Had this exact headache building streaming AI integrations last year. Your task fires off right away but runs completely separate from the observable lifecycle. When to_iterable().run() starts consuming, there’s no coordination with your background task.
This timing mismatch creates a deadlock - run() waits for completion that may never sync with your async processing.
I stopped wrestling with RxPY’s async quirks and moved all my OpenAI streaming to Latenode. You set up the streaming workflow visually, handle chunk processing, and get exactly what you need without blocking issues.

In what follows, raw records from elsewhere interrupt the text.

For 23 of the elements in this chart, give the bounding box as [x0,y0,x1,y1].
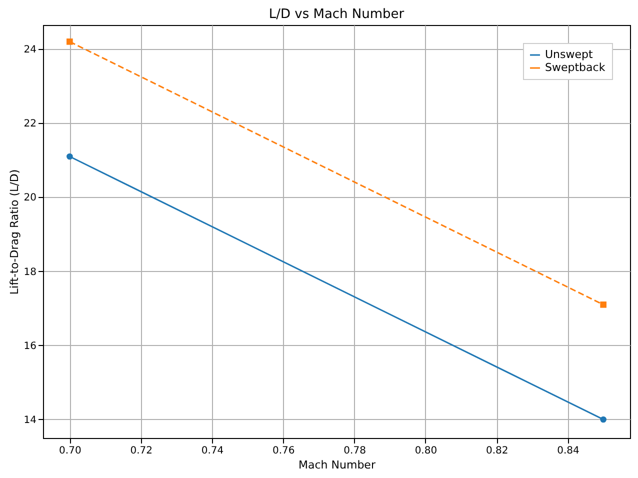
legend-label: Sweptback [545,61,606,74]
x-tick-label: 0.76 [272,446,295,456]
y-tick-label: 20 [24,192,36,204]
y-tick-label: 24 [24,44,36,56]
x-tick-label: 0.72 [130,446,152,456]
x-tick-label: 0.82 [486,446,508,456]
x-tick-label: 0.74 [201,446,224,456]
x-tick-label: 0.84 [557,446,580,456]
y-axis-title: Lift-to-Drag Ratio (L/D) [8,169,21,295]
x-tick-label: 0.80 [414,446,438,456]
y-tick-label: 18 [24,266,36,278]
y-tick-label: 16 [24,340,36,352]
y-tick-label: 14 [24,414,36,426]
point [600,301,606,308]
point [600,416,606,423]
chart-title: L/D vs Mach Number [268,7,405,22]
point [66,38,73,45]
legend-label: Unswept [545,48,594,61]
x-axis-title: Mach Number [298,458,376,472]
x-tick-label: 0.70 [59,446,82,456]
x-tick-label: 0.78 [344,446,366,456]
y-tick-label: 22 [24,118,36,130]
point [66,153,73,160]
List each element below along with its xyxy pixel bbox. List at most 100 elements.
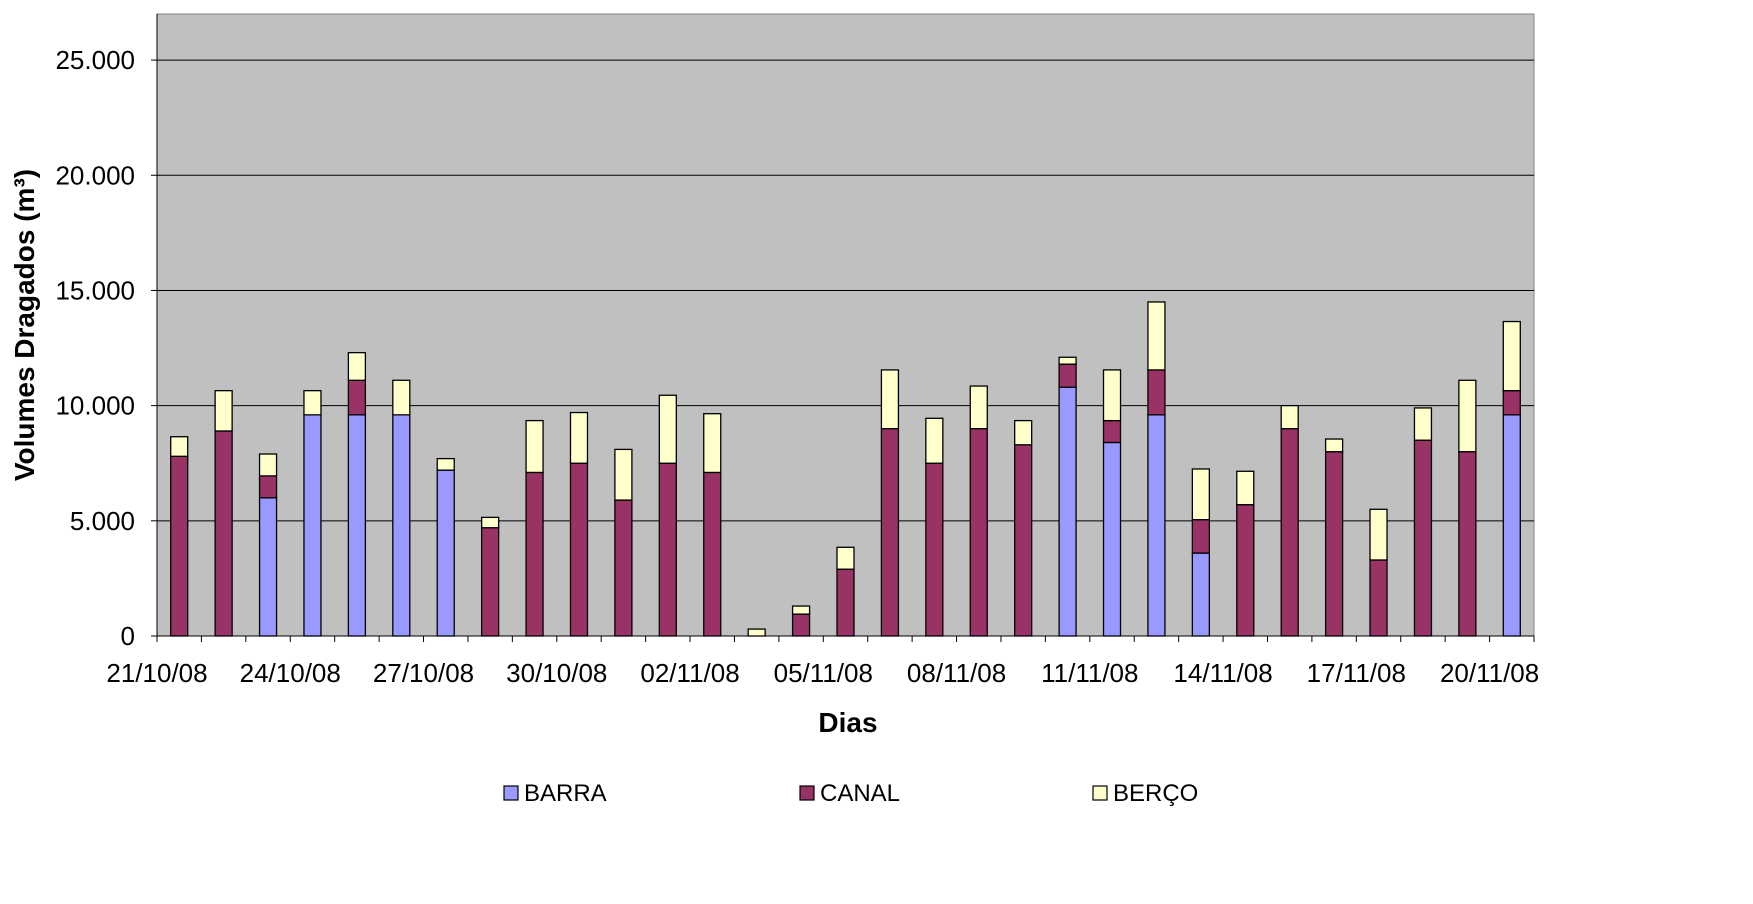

No more debugging observable timing or mixing async patterns that don’t work together. Latenode handles streaming coordination automatically, plus you get error recovery and response transformation built in.
Way cleaner than bridging async streams with reactive patterns that weren’t meant to work together.
Your ReplaySubject gets created and returned right away, but the data production happens in a detached task. When you call to_iterable().run(), you’re consuming from an empty subject that hasn’t gotten any data yet - and since the task runs independently, there’s no sync between them.
I’ve hit this exact issue when processing streaming API responses. Don’t use the fire-and-forget pattern. Instead of asyncio.create_task(), make your method synchronous and use asyncio.run() or proper async context to execute the stream processing before returning the populated subject.
Alternatively, use rx.cold() observables that only start producing when subscribed to. This way the async stream begins processing exactly when needed, not immediately when created.